Introduction - Linux Kernel Crash Dump
The Linux Kernel Crash Dump (LKCD) project is designed to meet the needs
of customers and system administrators wanting a reliable method of
detecting, saving and examining system crashes. While more mature
operating systems have provided these capabilities by default for years,
Linux has yet to evolve to such a state. LKCD is an attempt to move
Linux towards greater supportability.
Kernel Crash Dump Requires Four Components:
- Kernel Support:
Kernel code for configuring dump parameters, catching error
conditions, and executing a kernel memory dump. Kernel.org
kernels need to be patched with the LKCD dump modules.
- Dump Configuration:
Facilities for integrating system crash dump capabilities into
the operating system. These facilities are in the form of
user-level applications to configure and enable crash dumps
and various system scripts necessary for incorporating LKCD into
the operating system.
- Dump Recovery:
User-level commands to retrieve a dump saved by the kernel and
transfer it to a user accessible location.
- Dump Analysis:
A debugger that can operate on the saved dump
image.
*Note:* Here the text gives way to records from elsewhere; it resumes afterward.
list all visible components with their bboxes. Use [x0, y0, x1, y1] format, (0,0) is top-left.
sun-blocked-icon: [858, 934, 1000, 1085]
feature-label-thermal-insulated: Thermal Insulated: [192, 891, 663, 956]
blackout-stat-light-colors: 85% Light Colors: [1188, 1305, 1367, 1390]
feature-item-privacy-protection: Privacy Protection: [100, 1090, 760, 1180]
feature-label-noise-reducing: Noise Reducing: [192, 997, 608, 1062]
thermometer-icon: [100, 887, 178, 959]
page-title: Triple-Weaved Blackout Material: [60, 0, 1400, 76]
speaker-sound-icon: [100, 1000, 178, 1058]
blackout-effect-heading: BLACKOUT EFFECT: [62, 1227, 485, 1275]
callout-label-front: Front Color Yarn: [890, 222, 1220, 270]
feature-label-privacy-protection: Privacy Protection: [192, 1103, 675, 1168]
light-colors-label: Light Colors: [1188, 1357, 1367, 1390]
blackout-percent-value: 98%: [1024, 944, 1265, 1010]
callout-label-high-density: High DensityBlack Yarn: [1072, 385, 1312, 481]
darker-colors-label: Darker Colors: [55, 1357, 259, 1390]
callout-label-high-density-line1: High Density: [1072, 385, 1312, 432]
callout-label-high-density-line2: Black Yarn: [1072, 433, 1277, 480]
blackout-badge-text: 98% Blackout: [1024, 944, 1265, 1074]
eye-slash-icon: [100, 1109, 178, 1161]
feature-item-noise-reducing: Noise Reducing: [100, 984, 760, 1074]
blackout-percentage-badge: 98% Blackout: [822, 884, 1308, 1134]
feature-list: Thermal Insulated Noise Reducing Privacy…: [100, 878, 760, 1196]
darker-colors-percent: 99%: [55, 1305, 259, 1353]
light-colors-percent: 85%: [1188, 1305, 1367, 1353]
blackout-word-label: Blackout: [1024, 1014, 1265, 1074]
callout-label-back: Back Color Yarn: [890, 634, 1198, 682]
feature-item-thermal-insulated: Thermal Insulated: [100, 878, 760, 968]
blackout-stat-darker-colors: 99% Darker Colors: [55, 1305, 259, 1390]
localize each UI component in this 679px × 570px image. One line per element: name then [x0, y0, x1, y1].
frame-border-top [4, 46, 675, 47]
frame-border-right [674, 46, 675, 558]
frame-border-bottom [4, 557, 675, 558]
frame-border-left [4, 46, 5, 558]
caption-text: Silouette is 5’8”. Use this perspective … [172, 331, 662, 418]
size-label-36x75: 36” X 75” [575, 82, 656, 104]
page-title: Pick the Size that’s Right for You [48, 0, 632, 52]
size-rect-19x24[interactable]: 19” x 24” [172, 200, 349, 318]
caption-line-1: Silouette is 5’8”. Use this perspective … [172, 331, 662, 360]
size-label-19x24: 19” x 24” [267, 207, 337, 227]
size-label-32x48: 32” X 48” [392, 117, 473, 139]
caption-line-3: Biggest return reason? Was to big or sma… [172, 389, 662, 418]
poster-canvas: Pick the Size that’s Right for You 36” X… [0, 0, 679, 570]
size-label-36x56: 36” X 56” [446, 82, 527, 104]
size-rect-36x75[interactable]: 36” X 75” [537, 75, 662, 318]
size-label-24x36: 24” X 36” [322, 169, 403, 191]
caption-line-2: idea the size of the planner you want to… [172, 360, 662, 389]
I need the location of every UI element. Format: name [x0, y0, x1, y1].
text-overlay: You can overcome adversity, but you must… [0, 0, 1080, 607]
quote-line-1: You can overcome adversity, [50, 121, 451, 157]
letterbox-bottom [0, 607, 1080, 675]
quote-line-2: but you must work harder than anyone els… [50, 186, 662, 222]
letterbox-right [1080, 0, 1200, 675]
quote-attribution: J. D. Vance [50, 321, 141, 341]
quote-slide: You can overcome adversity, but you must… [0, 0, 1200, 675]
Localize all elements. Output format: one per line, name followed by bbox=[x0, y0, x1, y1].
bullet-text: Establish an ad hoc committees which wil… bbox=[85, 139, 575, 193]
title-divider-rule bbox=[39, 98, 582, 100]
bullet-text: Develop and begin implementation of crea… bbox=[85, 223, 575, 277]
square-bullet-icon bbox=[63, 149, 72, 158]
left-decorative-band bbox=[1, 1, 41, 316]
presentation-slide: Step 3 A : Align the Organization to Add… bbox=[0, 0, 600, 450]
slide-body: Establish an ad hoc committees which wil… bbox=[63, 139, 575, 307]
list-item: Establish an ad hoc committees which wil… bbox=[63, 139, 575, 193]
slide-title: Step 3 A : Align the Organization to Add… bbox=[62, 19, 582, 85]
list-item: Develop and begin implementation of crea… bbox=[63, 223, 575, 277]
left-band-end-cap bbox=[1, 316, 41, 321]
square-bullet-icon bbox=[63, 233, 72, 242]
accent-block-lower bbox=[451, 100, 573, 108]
The lkcdutils package provides the lcrash command for
dump analysis.
LKCD provides the all of the components (kernel and user level code)
designed to:
- Save the kernel memory image when the system dies due to a
software failure;
- Recover the kernel memory image when the system is rebooted;
- Analyze the memory image to determine what happened when the
failure occurred.
The memory image is stored into a dump device, which is represented
by one of the disk partitions on the system. That dump is recovered
with an application called lcrash (Linux Crash) once the system
boots back up, before the swap partitions are mounted. A report is
generated and saved into /var/log/dump.